Culture is taken to new heights in a penthouse lecture series for Warner Center office workers. Company President Robert D. Voit said he started the series to help workers overcome the isolation of life in the express elevator.
“Buildings and landscaping are dead unless you breathe life into them,” Voit said. “It is particularly that way in a high-rise, where people silently go up and down.”
Lunchtime topics are selected on the basis of “what we think people in an office environment might be interested in--culture, education, stress management,” he said.
Voit said the hardest part is scheduling the lunches. “Not everybody takes the same time off,” he said.
“We’re not their boss, just the landlord. We really have to orchestrate the programs carefully so people aren’t late getting back from lunch. Sometimes, the programs get a bit rushed.”
For that reason, Bethune had to hurry to trace the development of ballet for her audience. Dancers Ted Nelson and Joanna DiGiavanna demonstrated steps linking 17th Century ballet to modern break-dancing.
Bethune, 33, of Studio City did not have time to tell how she personally overcame a dysplastic hips birth defect to become a ballerina with the New York City Ballet and the Royal Danish Symphony.
“I was born with everything that said I wouldn’t be a dancer,” Bethune said after the performance. “Every surgeon who sees my X-rays says, ‘You can’t dance.’ But I have, all my life. Some doctors have told me that, if I hadn’t danced, I’d have been a cripple.”

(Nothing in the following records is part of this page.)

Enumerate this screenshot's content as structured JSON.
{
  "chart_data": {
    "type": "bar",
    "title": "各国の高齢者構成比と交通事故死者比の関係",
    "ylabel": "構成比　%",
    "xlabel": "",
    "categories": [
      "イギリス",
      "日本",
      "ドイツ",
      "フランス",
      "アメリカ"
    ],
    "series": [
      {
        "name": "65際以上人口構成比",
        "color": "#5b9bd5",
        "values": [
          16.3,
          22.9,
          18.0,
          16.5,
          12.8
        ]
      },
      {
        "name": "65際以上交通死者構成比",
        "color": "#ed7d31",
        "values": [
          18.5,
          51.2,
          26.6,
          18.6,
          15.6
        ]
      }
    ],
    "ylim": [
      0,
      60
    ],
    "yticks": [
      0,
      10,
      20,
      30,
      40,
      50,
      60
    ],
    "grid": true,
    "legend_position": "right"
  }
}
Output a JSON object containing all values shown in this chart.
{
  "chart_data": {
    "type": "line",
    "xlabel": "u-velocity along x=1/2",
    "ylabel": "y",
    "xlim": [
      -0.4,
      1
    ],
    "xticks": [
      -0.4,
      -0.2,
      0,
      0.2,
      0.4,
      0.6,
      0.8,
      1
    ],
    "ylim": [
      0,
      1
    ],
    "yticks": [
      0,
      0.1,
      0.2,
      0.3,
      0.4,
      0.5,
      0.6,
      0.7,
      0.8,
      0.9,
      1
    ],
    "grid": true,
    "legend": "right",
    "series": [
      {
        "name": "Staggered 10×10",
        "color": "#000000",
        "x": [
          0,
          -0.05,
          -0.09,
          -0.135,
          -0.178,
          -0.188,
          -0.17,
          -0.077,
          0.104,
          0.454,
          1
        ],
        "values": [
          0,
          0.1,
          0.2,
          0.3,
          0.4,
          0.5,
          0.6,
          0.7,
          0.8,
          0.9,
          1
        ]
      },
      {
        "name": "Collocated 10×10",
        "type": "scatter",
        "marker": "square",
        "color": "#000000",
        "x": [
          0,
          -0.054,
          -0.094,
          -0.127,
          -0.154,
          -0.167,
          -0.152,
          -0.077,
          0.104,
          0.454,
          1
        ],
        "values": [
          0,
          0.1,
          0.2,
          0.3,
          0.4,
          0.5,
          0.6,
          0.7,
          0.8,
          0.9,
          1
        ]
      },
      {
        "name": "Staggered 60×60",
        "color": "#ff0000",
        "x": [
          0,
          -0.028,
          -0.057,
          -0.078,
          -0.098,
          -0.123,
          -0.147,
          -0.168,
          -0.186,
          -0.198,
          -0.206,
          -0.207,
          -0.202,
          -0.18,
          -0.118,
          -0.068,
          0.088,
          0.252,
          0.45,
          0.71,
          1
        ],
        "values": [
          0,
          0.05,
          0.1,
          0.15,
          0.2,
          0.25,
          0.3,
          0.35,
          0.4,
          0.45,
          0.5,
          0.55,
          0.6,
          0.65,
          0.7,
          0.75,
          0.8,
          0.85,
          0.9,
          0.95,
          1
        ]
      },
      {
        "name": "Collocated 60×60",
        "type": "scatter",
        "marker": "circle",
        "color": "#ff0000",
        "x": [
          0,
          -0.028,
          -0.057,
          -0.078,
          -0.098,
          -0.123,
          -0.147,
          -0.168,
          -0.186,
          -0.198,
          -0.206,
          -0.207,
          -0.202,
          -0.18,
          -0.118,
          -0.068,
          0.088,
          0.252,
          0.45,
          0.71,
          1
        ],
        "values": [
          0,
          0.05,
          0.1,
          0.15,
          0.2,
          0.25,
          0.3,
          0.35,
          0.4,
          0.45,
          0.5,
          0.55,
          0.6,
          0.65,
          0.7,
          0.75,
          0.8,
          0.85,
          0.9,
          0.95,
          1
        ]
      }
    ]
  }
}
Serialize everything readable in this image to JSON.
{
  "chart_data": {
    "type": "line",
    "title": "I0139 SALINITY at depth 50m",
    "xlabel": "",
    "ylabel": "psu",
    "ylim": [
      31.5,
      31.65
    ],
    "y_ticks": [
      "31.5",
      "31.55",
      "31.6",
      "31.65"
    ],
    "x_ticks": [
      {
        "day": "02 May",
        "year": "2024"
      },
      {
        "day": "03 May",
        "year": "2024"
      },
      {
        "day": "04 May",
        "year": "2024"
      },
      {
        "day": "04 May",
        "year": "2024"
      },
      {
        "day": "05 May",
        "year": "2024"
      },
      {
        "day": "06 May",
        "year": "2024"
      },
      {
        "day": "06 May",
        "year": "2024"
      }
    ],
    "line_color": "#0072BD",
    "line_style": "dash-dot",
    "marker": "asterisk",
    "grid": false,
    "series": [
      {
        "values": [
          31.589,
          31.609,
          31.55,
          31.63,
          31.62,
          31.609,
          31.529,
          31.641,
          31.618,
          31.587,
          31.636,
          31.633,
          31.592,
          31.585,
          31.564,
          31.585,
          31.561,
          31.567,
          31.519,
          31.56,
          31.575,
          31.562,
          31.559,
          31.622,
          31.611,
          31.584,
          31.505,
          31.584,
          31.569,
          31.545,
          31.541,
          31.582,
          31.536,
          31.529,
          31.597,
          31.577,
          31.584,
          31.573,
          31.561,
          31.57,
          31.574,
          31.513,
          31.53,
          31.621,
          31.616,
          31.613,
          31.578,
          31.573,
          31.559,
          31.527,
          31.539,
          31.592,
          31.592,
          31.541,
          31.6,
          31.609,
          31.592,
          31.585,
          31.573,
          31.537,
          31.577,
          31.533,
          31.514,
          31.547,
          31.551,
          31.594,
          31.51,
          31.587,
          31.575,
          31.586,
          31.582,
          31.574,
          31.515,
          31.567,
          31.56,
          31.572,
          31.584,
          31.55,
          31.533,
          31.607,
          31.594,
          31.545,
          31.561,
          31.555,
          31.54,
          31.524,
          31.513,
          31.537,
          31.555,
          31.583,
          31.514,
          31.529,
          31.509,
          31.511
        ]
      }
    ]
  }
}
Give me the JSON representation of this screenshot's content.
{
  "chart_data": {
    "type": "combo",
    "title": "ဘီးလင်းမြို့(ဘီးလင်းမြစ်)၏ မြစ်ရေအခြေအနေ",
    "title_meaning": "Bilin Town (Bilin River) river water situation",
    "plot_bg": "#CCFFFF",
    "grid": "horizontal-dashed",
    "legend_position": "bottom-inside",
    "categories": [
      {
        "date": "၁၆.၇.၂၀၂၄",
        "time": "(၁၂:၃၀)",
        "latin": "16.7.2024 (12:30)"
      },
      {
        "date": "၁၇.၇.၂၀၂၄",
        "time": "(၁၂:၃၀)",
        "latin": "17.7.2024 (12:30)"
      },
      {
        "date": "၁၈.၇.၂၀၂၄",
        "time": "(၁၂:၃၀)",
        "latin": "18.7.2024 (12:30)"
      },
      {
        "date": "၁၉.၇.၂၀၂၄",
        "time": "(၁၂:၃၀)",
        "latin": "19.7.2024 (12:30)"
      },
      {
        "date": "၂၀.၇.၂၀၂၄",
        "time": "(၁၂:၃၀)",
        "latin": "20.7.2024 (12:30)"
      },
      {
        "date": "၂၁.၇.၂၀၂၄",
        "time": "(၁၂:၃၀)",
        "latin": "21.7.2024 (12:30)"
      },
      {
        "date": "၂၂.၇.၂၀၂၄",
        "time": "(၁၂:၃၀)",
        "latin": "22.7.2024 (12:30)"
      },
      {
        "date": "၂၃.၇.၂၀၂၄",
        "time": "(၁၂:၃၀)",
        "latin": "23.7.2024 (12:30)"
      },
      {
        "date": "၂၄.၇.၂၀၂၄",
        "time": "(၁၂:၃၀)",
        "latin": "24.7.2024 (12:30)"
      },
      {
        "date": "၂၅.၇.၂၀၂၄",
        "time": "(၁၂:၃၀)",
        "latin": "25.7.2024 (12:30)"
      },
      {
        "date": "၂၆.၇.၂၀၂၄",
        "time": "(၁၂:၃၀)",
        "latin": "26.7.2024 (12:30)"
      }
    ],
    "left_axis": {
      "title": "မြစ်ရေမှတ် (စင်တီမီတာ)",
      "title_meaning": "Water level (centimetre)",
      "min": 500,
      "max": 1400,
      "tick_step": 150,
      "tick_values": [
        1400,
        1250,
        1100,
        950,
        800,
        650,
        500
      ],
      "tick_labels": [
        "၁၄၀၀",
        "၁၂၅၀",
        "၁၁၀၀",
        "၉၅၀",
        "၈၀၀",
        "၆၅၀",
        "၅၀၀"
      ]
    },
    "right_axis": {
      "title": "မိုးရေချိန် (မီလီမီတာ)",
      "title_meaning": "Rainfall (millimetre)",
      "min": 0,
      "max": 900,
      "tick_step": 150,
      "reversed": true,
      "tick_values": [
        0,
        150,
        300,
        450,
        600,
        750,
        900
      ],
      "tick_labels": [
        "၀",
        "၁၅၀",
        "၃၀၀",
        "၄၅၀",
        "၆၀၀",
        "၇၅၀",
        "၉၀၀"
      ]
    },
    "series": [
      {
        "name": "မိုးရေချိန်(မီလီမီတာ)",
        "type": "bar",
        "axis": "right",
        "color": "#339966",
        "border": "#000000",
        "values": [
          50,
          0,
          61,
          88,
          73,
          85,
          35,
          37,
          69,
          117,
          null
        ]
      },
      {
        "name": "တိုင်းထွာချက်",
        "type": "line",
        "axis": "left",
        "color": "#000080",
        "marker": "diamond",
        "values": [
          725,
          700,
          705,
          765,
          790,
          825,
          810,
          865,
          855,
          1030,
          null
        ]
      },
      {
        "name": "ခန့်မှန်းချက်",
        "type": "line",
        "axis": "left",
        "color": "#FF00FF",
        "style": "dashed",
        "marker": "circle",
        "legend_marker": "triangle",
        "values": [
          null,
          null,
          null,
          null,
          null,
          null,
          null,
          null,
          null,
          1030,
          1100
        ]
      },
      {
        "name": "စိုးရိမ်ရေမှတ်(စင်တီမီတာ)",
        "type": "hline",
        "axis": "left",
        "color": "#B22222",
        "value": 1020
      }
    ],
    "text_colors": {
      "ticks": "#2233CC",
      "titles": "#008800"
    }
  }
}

Last year, Bethune underwent her third and fourth hip operations, emerging with stainless steel hip balls and sockets. “I’m afraid now to walk near a magnet,” she joked.
These days, Bethune works as an actress and artistic director of her own eight-member dance troupe, the Bethune Ballet, while recovering from the surgeries. She said she hopes to resume her own dancing this year.
“If I can dance again, it will be the first time I’ve danced without pain.”
Bethune said her Warner Center lunch hour went by too fast.
“If Mr. Voit is interested in a talk on living beyond labels or working with pain, he can call me and I’ll come back,” she said.